No ransom paid for 101 Dapchi girls released, Presidency says
Negotiations through a back-channel led to the release of 101 Dapchi girls and a boy, the Nigerian government said Wednesday.
The girls were among the 110 snatched by suspected Boko Haram insurgents from their School on February 19. They were released around 3: 00 am on Wednesday, Nigeria’s minister of information Lai Mohammed said.
“The girls were released around 3:00 am through back-channel efforts and with the help of some friends of the country,” said Mohammed, without elaborating.

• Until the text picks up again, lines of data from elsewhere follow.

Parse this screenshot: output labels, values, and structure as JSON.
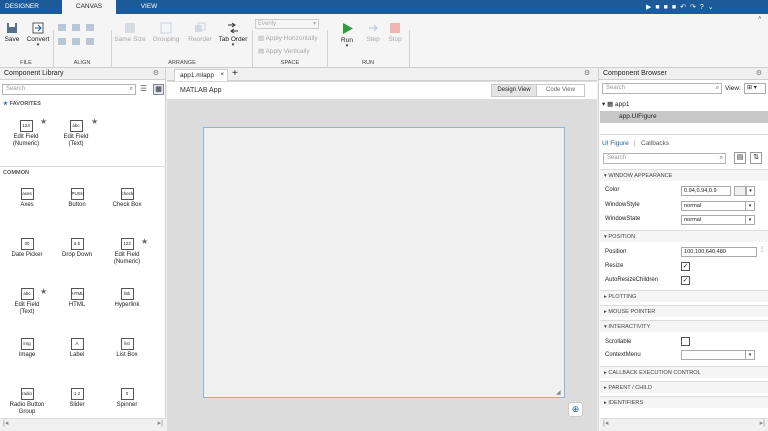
{
  "tabs": [
    "DESIGNER",
    "CANVAS",
    "VIEW"
  ],
  "ribbon": {
    "file": {
      "label": "FILE",
      "save": "Save",
      "convert": "Convert"
    },
    "align": {
      "label": "ALIGN"
    },
    "arrange": {
      "label": "ARRANGE",
      "same_size": "Same Size",
      "grouping": "Grouping",
      "reorder": "Reorder",
      "tab_order": "Tab Order"
    },
    "space": {
      "label": "SPACE",
      "evenly": "Evenly",
      "apply_h": "Apply Horizontally",
      "apply_v": "Apply Vertically"
    },
    "run": {
      "label": "RUN",
      "run": "Run",
      "step": "Step",
      "stop": "Stop"
    }
  },
  "library": {
    "title": "Component Library",
    "search_placeholder": "Search",
    "favorites_label": "FAVORITES",
    "common_label": "COMMON",
    "favorites": [
      {
        "icon": "123",
        "label": "Edit Field (Numeric)"
      },
      {
        "icon": "abc",
        "label": "Edit Field (Text)"
      }
    ],
    "common": [
      {
        "icon": "axes",
        "label": "Axes"
      },
      {
        "icon": "PUSH",
        "label": "Button"
      },
      {
        "icon": "check",
        "label": "Check Box"
      },
      {
        "icon": "30",
        "label": "Date Picker"
      },
      {
        "icon": "a b",
        "label": "Drop Down"
      },
      {
        "icon": "123",
        "label": "Edit Field (Numeric)"
      },
      {
        "icon": "abc",
        "label": "Edit Field (Text)"
      },
      {
        "icon": "HTML",
        "label": "HTML"
      },
      {
        "icon": "link",
        "label": "Hyperlink"
      },
      {
        "icon": "img",
        "label": "Image"
      },
      {
        "icon": "A",
        "label": "Label"
      },
      {
        "icon": "list",
        "label": "List Box"
      },
      {
        "icon": "radio",
        "label": "Radio Button Group"
      },
      {
        "icon": "1 2",
        "label": "Slider"
      },
      {
        "icon": "0",
        "label": "Spinner"
      }
    ]
  },
  "document": {
    "tab": "app1.mlapp",
    "app_title": "MATLAB App",
    "design_view": "Design View",
    "code_view": "Code View"
  },
  "browser": {
    "title": "Component Browser",
    "search_placeholder": "Search",
    "view_label": "View:",
    "tree_root": "app1",
    "tree_child": "app.UIFigure",
    "tab_uifigure": "UI Figure",
    "tab_sep": "|",
    "tab_callbacks": "Callbacks",
    "search2_placeholder": "Search",
    "sections": {
      "window_appearance": "WINDOW APPEARANCE",
      "position": "POSITION",
      "plotting": "PLOTTING",
      "mouse_pointer": "MOUSE POINTER",
      "interactivity": "INTERACTIVITY",
      "callback": "CALLBACK EXECUTION CONTROL",
      "parent_child": "PARENT / CHILD",
      "identifiers": "IDENTIFIERS"
    },
    "props": {
      "color_label": "Color",
      "color_value": "0.94,0.94,0.9",
      "windowstyle_label": "WindowStyle",
      "windowstyle_value": "normal",
      "windowstate_label": "WindowState",
      "windowstate_value": "normal",
      "position_label": "Position",
      "position_value": "100,100,640,480",
      "resize_label": "Resize",
      "autoresize_label": "AutoResizeChildren",
      "scrollable_label": "Scrollable",
      "contextmenu_label": "ContextMenu"
    }
  },
  "colors": {
    "accent": "#1c5a99",
    "run_green": "#2e9d3a",
    "stop_red": "#e08080"
  }
}
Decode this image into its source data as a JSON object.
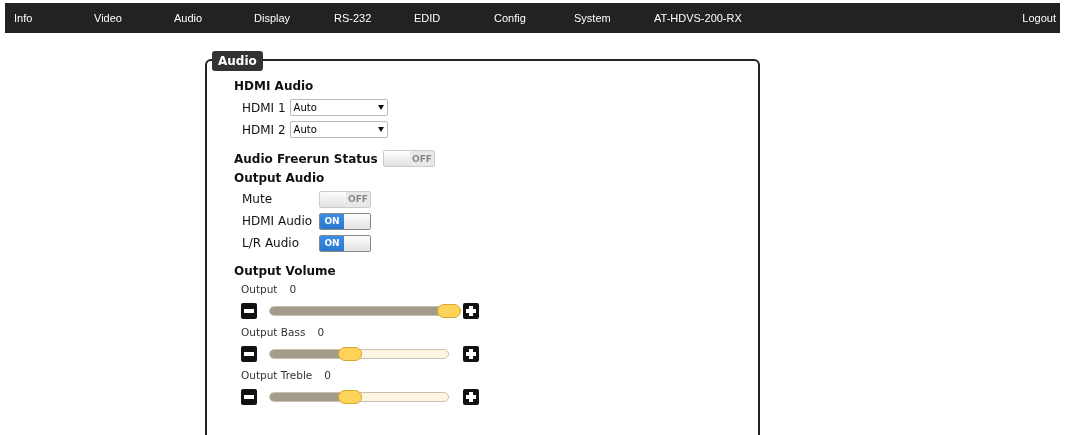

Confirmed number has now risen to 101 #DapchiBriefing #DapchiGirlsAreBack https://t.co/f6EeCHekB3
— Presidency Nigeria (@NGRPresident) March 21, 2018
Mohammed told journalists that the number of the girls so far documented after their release has increased from 76 to 91. A boy was among the freed persons, he said. A tweet by Nigerian Presidency’s handle, however, said 101 girls have been released.
“Many of the children that were released were not dropped in one place. Some were dropped on the road, and naturally, they went back to their parents’ houses. They are now being asked to come and be documented at a centre.”
The International Committee of the Red Cross has acted as an intermediary between the government and the Boko Haram on, at least, two occasions, including when a faction of the terror group released some schoolgirls kidnapped from a secondary school in Chibok, Borno State on April 14, 2014.
President Muhammadu Buhari told visiting former US Secretary of State Rex Tillerson last week that the government was more intent on negotiating for the girls’ release rather than use a military option.
“Nigeria prefers to have schoolgirls abducted by Boko Haram from Chibok and Dapchi back alive, and that is why it has chosen negotiation, rather than a military option,” a presidential spokesman said in a statement.
Mohammed said in a statement today that “the government had a clear understanding that violence and confrontation would not be the way out as it could endanger the lives of the girls, hence a non-violent approach was the preferred option.”
“Within the period when the girls were being brought back, operational pause was observed in certain areas to ensure free passage and also that lives were not lost,” he added.